04 mars 2011 14:36; Act: 04.03.2011 22:03 Print

Zigouiller, oui, mais avec classe!

par Adrien Iseli - Pour le moins irrévérencieux, «Bulletstorm» apporte une bouffée d’air sulfureux dans les jeux de tir à la première personne.

Une faute?

Loin du sérieux des «trop» réalistes «Call of Duty» ou «Medal of Honor», la dernière sortie d’Epic Games tranche par son style bourrin et comique. Vous incarnez Grayson Hunt, un déserteur balourd et alcoolique trahi par sa hiérarchie. Assoiffé
de vengeance, vous poursuivez
votre ennemi juré, le général
Sarrano, sur Stygia, une planète peuplée de mutants hostiles. Tout un programme.
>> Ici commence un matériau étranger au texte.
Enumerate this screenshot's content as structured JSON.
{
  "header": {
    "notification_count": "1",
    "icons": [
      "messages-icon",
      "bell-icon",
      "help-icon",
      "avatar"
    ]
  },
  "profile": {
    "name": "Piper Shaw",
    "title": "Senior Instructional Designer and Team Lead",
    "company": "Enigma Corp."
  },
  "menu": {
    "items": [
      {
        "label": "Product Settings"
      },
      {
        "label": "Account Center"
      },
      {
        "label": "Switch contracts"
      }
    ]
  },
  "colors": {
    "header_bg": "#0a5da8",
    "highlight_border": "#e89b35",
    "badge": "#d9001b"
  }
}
Vous pouvez compter sur le soutien
d’un cyborg schizophrène et d’une mercenaire aussi ravissante que bourrue. Vous en aurez bien besoin, car votre maladresse n’a d’égale que votre addiction au langage cru. Et, bizarre, à chaque fois que vous empruntez un moyen de locomotion, cela finit en crash.

Graphiquement abouti, «Bulletstorm» a pour principale force son gameplay: les récompenses sont directement
liées à la manière dont vous vous débarrassez de vos assaillants. Ces derniers peuvent finir décapités, démembrés, brûlés vifs, jetés dans le vide, etc. Il existe plus d’une centaine de façons de liquider vos adversaires, sur Stygia. A vous de choisir celle qui donne le plus de points en piochant la bonne arme dans votre arsenal et, éventuellement, en vous aidant des éléments du décor.

Seul point noir, la campagne
solo ne peut pas être menée en coopération avec un ami. Dommage.